25A without problem. Power dissipation in that case is 3-3.5Watts, this is no problem on any mcpcb. On the other side 3+ Watts on driver's FR4 pcb would cause melting if there is no additional thermal path (silicone cubes etc.). Internal uC temp. sensing would be pretty much useless for thermal regulation/stepdown.

Thanks for the info!

To find out resistance of spring that I have for sale HERE

I used rigol DP811 in CC mode at 1,2 and 3 A and measure voltage drop with 4-wire method.

Djozz did similar test for few springs quite long ago: https://budgetlightforum.com/t/-/29825

I measured resistance for 3 other springs to check consistency: convoy steel spring, fasttech bronze spring, Intl-outdoor beryllium short spring.

Results are:

Convoy steel spring:

1A 43,5mV :R=43,5mOhm

2A 86,4mV : R=43,2mOhm

3A 133mV : R=44,3mOhm

Avg. resistance: ~43.7mOhm

Fasttech bronze spring:

1A 22,5mV :R=22,5mOhm

2A 44,8mV : R=22,4mOhm

3A 67,2mV : R=22,4mOhm

Avg. resistance: ~22.4mOhm

Intl-outdoor beryllium short spring:

1A 7,4mV :R=7,4mOhm

2A 14,63mV : R=7,32mOhm

3A 22,5mV : R=7,5mOhm

Avg. resistance: ~7.4mOhm

Phosphor bronze spring 12x9x1mm

1A 13,4mV :R=13,4mOhm

2A 26,82mV : R=13,4mOhm

3A 40,5mV : R=13,5mOhm

Avg. resistance: ~13.4mOhm

It's obvious that measurements are very consistent and independent of current.

At higher currents resistance of steel spring starts to increase due to temperature rise caused by power dissipation.

Intl.outdoor spring has smallest resistance, but it's also the shortest,and not very "springy".

Conclusion is that 12x9x1mm bronze spring is good for currents up to 6-7Amps without need for bypass, which should be perfect for medium (by today's standards) lights, or for SRK-like mulitcell lights.

Spring is big enough to add bypass of course, good thing compared to bypassed steel springs is in case of bypass failure spring has still very decent conductivity and probably won't melt,unlike steel springs.

^ :sunglasses:

Thanks for the testing led4power. :+1:

Very nice, thanks for testing!

I have to say, you’re doing an amazing job offering specialty products which precisely cater to the unique needs of modders on the flashlight forums!

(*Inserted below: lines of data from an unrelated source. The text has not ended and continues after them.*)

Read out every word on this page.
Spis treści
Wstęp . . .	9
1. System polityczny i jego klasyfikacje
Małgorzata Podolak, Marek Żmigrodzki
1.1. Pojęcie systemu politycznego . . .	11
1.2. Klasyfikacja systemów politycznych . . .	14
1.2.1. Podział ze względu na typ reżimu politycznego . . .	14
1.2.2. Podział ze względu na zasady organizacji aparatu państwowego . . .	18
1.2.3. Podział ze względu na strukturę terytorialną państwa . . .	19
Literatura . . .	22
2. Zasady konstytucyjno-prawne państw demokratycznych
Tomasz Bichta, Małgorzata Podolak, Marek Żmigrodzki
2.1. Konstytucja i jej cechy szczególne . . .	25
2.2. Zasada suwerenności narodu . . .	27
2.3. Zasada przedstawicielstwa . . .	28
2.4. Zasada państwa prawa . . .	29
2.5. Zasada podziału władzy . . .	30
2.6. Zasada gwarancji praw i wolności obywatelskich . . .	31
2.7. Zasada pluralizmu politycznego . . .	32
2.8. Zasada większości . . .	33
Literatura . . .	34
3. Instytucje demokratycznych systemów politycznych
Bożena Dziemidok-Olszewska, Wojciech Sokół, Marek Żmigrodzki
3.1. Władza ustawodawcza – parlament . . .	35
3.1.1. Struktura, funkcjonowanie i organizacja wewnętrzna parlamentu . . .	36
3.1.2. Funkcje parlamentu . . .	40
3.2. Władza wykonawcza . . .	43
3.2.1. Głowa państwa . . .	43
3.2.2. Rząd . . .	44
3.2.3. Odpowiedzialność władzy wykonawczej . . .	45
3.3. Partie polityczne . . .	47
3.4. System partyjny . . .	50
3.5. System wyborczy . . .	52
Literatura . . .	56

You fit in perfectly with some of the other guys like Clemence and Lexel (and maybe the Sandwhich Shoppe 10-15 years ago). Everybody has their own niche where they offer their unique products. You seem to be especially motivated though to offer stuff that has never existed before and is very practical. And all of that for such nice prices from a guy who knows what he is talking about. :wink:

Finally first LD-B4HV test (Luxeon M 6V version as test LED on 20mm 4040 mosX, 6A LD-B4HV):

6A high mode, top side of mosfet is still cold:

Two 6V Luxeon Ms in series as simulation for 12V (4S) LEDs like XHP-35:

6A high mode, 16.4V input, around 100Watts input/output power:

I will try XHP50.2 in Convoy C8 host with LD-B4HV and 2x18350 Aspire cells soon.

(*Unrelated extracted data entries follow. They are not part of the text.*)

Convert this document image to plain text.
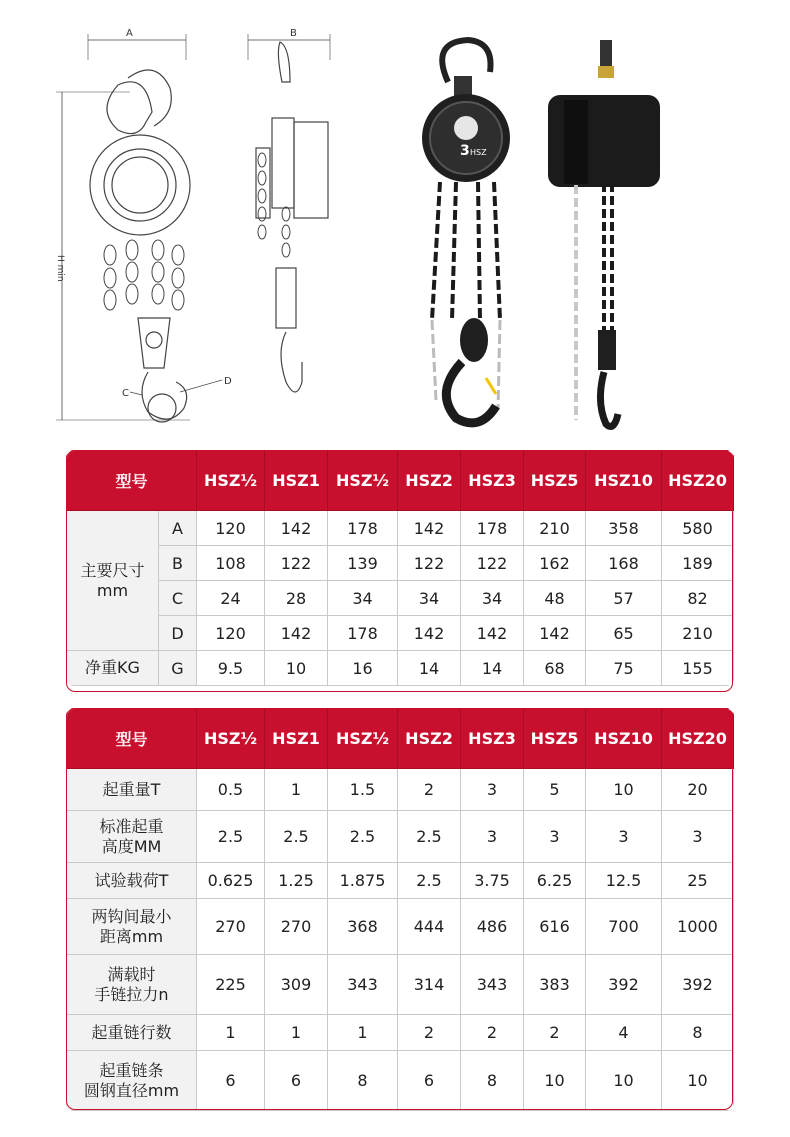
A
H min
C
D
B
3 HSZ
型号		HSZ½	HSZ1	HSZ½	HSZ2	HSZ3	HSZ5	HSZ10	HSZ20
主要尺寸
mm	A	120	142	178	142	178	210	358	580
	B	108	122	139	122	122	162	168	189
	C	24	28	34	34	34	48	57	82
	D	120	142	178	142	142	142	65	210
净重KG	G	9.5	10	16	14	14	68	75	155
型号	HSZ½	HSZ1	HSZ½	HSZ2	HSZ3	HSZ5	HSZ10	HSZ20
起重量T	0.5	1	1.5	2	3	5	10	20
标准起重
高度MM	2.5	2.5	2.5	2.5	3	3	3	3
试验载荷T	0.625	1.25	1.875	2.5	3.75	6.25	12.5	25
两钩间最小
距离mm	270	270	368	444	486	616	700	1000
满载时
手链拉力n	225	309	343	314	343	383	392	392
起重链行数	1	1	1	2	2	2	4	8
起重链条
圆钢直径mm	6	6	8	6	8	10	10	10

Have I missed something or is this your new 2S/3S driver? Side switch capable?

Yes, this is 1S-4S variant of LD-B4 (1S only). Side switch will be available later, it's supports clicky switch for now.

It is capable of driving a 3v led with 1s, 2s, 3s and even a 4s battery setup? Without needing to change components on the driver?

Or is 1s still limited to 3v LEDs and 2s to 6v leds and 4s to 12v LEDs?

It can drive 3V LED with any voltage up to 20V, but this is linear driver,it burns extra voltage into heat. This driver is good when voltage of LED and battery are similar, like 2S cells and XHP50.2, XHP70.2.

In combination with mosX MCPCB generated heat in mosfet is not problem at all,since it's well cooled on mosX. Second generation of XHP50 and XHP70 have very low forward voltage, so they draw too much current with DD drivers which can lead to LED death or at least low efficiency because of too high current. Efficiency is equally bad in all modes that are derived by PWM of DD mode. Also 7135 regulators have max. operating voltage lower than 8.4V, so reliability is questionable when they are used in 2S setups.

This drivers provides constant current on all modes, so there is no problem with too much current on high mode, LED efficiency is max. possible in all modes. Disadvantage of CC method was extra heat generated in driver(mosfet to be precise) - that is completely solved with mosX board because mosfet is on same MCPCB as LED.